I love the face as is. No need for hair.


----------



## Joiseygal (Sep 3, 2008)

You make some awesome mask! Nice job once again!


----------



## Headless (Sep 4, 2011)

WOW great job!!!!!


----------



## Great Pumpkin (Feb 21, 2011)

Thanks guys for the compliments!


----------



## CreeepyCathy (Mar 28, 2009)

awesome job! love his teeth.


----------



## Lunatic (Oct 3, 2006)

Super cool GP! Love the facial expression. That will look way cool in your setting. I want one.


----------



## Lord Homicide (May 11, 2012)

awesome work and great expression... how do you do that?


----------



## Great Pumpkin (Feb 21, 2011)

Thanks guys for the compliments!
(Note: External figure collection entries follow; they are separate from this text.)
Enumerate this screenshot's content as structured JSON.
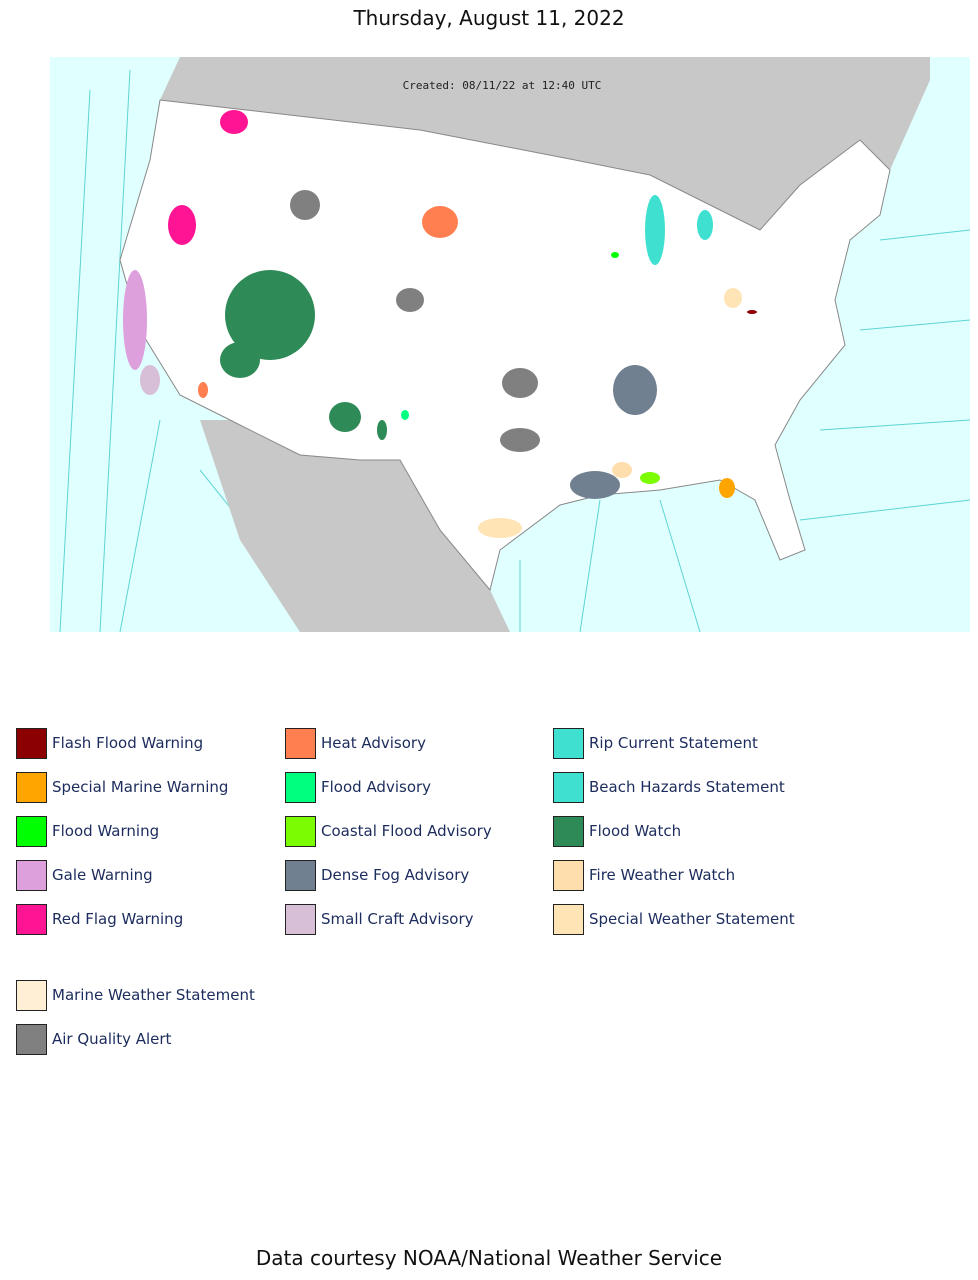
{
  "header": {
    "title": "Thursday, August 11, 2022"
  },
  "map": {
    "created": "Created: 08/11/22 at 12:40 UTC"
  },
  "legend": [
    {
      "label": "Flash Flood Warning",
      "color": "#8b0000"
    },
    {
      "label": "Special Marine Warning",
      "color": "#ffa500"
    },
    {
      "label": "Flood Warning",
      "color": "#00ff00"
    },
    {
      "label": "Gale Warning",
      "color": "#dda0dd"
    },
    {
      "label": "Red Flag Warning",
      "color": "#ff1493"
    },
    {
      "label": "Heat Advisory",
      "color": "#ff7f50"
    },
    {
      "label": "Flood Advisory",
      "color": "#00ff7f"
    },
    {
      "label": "Coastal Flood Advisory",
      "color": "#7cfc00"
    },
    {
      "label": "Dense Fog Advisory",
      "color": "#708090"
    },
    {
      "label": "Small Craft Advisory",
      "color": "#d8bfd8"
    },
    {
      "label": "Rip Current Statement",
      "color": "#40e0d0"
    },
    {
      "label": "Beach Hazards Statement",
      "color": "#40e0d0"
    },
    {
      "label": "Flood Watch",
      "color": "#2e8b57"
    },
    {
      "label": "Fire Weather Watch",
      "color": "#ffdead"
    },
    {
      "label": "Special Weather Statement",
      "color": "#ffe4b5"
    },
    {
      "label": "Marine Weather Statement",
      "color": "#ffefd5"
    },
    {
      "label": "Air Quality Alert",
      "color": "#808080"
    }
  ],
  "footer": {
    "credit": "Data courtesy NOAA/National Weather Service"
  }
}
He is made by sculpting the head out of clay. Once your sculpt is done then you make a mold. Pour latex into the mold wait 24 hours then pull it out! Its now a negative of your sculpt. Now you can paint it up! This is how Halloween Masks are made! Anyone interested in him can shoot me a PM.


----------



## Hairazor (Mar 13, 2012)

That would scare me if I ran across it!


----------



## Lord Homicide (May 11, 2012)

Great Pumpkin said:


> Thanks guys for the compliments! He is made by sculpting the head out of clay. Once your sculpt is done then you make a mold. Pour latex into the mold wait 24 hours then pull it out! Its now a negative of your sculpt. Now you can paint it up! This is how Halloween Masks are made! Anyone interested in him can shoot me a PM.


i was afraid of that. it looks like you are a master sculptor... it's impressive man


----------



## kprimm (Mar 14, 2009)

This guy is ugly and creepy, yet handsomely beautiful. It's a shame he has to hang....Oh heck with it...Hang him! Nice work.


----------



## fick209 (Aug 31, 2009)

Excellent! Very nice work!


----------



## Great Pumpkin (Feb 21, 2011)

Thanks guys!


----------



## kenkozpgh (Sep 5, 2011)

Very nice


----------



## Spooky1 (Aug 25, 2008)

He has quite the creepy grin. I've never seen someone so happy about being hung.


----------